“A wonderful fact to reflect upon, that every human creature is constituted to be that profound secret and mystery to every other.”
― Charles Dickens, A Tale of Two Cities
November 1843, Hans Christian Andersen’s story, The Ugly Duckling was published in Copenhagen, Denmark. This amazing fairy tale has been read and re-read by adults and children alike, all over the world.
The story, as you probably know, is about a baby bird raised by a mother duck in a flock of other ducklings. The bird was teased and bullied unmercifully throughout his life, because he looked different and behaved differently. As an adult, the bird sought out and joined a flock of swans finding them to be beautiful birds. Although he expected the same abuse, the swans were open to his joining with them and they accept him. One day this ugly duck saw his reflection in the water and realized he was not an ugly duck at all, but really was a beautiful swan. He found his flock and fit right in. He was transformed.
Common to all of us is the desire to be heard, seen and understood. Many of us can relate to this archetypal story of not fitting in and finding ourselves teased, attacked or excluded. We continued to look for and hoped to find “our people”, our flock or our tribe. In the journey of doing so, we often changed our opinions or beliefs. Sometimes we gave up our voice and became silent, all in an attempt to fit in.
So often I hear someone telling another person what “the truth” is and insist on what they “should” be doing or thinking. Communication becomes about what is right or wrong. Opinions become polarized and those who do not agree with either the loudest voice or the group voice can be intimidated, shamed or alienated.
Over the years, the precious beliefs developed as young people get lost in the mass of voices and one’s self-esteem takes a hit. So often when working with clients, the undercurrent of their situation is a feeling of being unworthy or undeserving. How others have treated them guides their beliefs about themselves.
What would happen if, instead of stating your opinion and telling someone what you think, you asked the person to explain more about what they were saying? Wouldn’t it be interesting to see how your relationships change if you went into conversations with the sole purpose of understanding their point of view. How would your posture change if you were there just to receive, to just hear the story?
I invite you in the month of December, and hopefully throughout the next year, to practice “just listening.”

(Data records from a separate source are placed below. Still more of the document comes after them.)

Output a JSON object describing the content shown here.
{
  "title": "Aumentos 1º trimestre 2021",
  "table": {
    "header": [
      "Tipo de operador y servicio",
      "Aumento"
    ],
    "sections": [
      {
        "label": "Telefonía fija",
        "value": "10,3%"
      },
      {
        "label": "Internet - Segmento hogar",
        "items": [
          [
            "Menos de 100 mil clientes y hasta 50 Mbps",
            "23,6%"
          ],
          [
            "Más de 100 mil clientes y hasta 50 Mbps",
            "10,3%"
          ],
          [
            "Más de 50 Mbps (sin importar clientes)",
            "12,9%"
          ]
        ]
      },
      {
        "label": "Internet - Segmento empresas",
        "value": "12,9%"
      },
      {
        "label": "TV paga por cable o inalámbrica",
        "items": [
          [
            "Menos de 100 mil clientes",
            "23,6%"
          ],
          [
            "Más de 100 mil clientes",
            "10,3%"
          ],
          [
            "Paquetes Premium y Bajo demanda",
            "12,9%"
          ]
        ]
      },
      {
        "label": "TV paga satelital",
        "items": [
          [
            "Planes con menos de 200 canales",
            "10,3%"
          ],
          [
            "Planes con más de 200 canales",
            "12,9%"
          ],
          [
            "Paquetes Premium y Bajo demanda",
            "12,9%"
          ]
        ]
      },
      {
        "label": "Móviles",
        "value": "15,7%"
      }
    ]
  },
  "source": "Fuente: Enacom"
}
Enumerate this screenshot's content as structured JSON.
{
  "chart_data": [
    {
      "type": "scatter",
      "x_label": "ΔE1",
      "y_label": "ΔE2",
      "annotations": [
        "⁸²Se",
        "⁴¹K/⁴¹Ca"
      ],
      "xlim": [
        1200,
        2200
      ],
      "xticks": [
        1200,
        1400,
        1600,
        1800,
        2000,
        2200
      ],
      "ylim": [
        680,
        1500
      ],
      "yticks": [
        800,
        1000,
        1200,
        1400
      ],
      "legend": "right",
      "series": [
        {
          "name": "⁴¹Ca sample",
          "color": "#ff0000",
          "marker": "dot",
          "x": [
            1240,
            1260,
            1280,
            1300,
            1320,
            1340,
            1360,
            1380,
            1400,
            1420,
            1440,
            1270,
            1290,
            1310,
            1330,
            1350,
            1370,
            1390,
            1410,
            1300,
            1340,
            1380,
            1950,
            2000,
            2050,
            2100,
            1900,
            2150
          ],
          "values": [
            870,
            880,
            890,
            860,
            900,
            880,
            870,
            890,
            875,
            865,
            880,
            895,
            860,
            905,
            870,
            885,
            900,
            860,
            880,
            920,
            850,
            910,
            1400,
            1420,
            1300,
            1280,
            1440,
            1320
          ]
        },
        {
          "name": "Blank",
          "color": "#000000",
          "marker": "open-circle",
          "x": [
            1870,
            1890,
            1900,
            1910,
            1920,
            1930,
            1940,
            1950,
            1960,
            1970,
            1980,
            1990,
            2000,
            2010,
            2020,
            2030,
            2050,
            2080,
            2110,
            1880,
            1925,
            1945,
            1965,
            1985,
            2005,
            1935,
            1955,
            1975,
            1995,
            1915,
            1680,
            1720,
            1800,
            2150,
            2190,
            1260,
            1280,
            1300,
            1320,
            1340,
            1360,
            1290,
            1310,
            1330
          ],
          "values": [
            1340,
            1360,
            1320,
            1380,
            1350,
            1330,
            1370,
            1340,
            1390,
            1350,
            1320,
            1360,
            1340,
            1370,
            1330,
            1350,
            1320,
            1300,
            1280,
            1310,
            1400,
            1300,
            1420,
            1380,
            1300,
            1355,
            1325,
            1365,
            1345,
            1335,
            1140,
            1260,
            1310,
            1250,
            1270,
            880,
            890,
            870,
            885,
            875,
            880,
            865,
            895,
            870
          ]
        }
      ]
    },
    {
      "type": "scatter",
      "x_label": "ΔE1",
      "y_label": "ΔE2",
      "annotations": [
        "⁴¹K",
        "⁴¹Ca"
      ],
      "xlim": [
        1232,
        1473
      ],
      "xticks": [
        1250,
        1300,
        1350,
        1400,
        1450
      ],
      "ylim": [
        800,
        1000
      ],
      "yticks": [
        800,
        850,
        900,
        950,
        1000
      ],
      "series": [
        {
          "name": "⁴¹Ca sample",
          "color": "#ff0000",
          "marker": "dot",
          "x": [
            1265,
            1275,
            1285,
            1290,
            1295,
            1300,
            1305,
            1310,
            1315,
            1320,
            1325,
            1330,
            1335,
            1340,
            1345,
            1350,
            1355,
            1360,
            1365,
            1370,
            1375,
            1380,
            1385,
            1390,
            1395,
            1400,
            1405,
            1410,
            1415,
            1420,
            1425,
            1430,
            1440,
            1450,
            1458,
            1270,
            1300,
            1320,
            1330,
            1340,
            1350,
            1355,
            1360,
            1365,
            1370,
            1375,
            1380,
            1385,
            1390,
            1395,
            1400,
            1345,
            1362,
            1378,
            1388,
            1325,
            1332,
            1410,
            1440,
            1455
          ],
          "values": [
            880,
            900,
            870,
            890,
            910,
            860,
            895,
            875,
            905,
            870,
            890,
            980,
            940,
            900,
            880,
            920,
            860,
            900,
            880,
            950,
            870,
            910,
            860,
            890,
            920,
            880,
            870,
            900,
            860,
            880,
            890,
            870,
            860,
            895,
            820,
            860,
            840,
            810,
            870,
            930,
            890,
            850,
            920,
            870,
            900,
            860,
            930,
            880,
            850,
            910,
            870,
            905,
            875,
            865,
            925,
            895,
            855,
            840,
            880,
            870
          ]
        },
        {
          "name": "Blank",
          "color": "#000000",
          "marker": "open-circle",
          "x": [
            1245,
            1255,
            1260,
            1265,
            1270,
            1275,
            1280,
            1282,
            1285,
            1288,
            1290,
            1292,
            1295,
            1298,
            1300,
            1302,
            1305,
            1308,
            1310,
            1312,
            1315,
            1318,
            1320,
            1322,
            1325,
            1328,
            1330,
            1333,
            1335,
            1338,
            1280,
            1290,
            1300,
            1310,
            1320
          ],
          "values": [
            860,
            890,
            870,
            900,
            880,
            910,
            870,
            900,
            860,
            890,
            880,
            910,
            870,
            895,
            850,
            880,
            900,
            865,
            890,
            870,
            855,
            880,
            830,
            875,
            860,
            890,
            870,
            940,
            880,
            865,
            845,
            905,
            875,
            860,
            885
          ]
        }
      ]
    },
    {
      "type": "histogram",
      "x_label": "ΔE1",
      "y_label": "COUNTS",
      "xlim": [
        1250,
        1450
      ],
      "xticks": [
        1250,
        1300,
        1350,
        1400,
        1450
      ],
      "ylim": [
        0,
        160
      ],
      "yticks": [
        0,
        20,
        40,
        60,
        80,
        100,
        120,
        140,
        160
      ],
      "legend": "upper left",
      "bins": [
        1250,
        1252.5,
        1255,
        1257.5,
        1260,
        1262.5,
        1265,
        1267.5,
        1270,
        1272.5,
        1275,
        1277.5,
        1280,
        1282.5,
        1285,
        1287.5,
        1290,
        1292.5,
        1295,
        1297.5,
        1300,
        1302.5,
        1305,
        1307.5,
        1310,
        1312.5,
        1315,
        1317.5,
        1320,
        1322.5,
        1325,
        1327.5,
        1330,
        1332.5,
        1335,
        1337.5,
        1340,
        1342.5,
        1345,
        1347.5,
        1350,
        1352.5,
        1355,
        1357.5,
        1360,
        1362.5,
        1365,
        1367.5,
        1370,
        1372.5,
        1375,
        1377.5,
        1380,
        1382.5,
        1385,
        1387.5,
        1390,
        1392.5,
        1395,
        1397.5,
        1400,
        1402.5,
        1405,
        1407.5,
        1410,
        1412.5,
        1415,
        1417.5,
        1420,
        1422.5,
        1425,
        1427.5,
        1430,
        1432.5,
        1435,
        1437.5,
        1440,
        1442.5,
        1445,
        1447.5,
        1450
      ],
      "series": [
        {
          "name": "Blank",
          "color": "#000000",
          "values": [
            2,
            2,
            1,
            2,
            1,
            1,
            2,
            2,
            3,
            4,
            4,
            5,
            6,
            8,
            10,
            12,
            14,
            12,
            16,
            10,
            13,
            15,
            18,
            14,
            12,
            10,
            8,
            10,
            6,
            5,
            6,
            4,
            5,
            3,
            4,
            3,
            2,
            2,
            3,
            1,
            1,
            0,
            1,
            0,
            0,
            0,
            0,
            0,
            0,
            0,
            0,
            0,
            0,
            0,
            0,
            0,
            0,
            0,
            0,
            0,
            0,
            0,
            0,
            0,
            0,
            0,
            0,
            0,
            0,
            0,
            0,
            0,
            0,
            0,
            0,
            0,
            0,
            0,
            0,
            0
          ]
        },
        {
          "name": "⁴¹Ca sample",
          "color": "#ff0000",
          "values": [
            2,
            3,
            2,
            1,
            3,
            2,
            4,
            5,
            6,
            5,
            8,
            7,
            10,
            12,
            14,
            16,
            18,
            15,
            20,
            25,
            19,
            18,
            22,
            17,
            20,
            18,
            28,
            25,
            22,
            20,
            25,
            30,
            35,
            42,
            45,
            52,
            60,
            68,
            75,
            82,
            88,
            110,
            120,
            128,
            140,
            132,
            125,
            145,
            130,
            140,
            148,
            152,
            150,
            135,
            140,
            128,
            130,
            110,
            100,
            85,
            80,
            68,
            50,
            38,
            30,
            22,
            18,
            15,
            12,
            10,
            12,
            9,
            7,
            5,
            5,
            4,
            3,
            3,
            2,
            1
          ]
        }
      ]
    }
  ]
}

Now, there will be times to share your opinion and have debates of course, and to enjoy the fun and creativity of a dispute, but let’s change it up a bit. Think about a few people in your life that are important to you. Make a conscious choice to have a couple conversations with them where you just “hold the space” for their musings, for their sharing, for how they see the world. Experience them deeply. Look into their eyes and be present to them. Give them the gift of being heard, seen, and understood. Bring them into your fold and see them as the swan they truly are. Allow your loved ones to be transformed by the incredible generosity of your listening.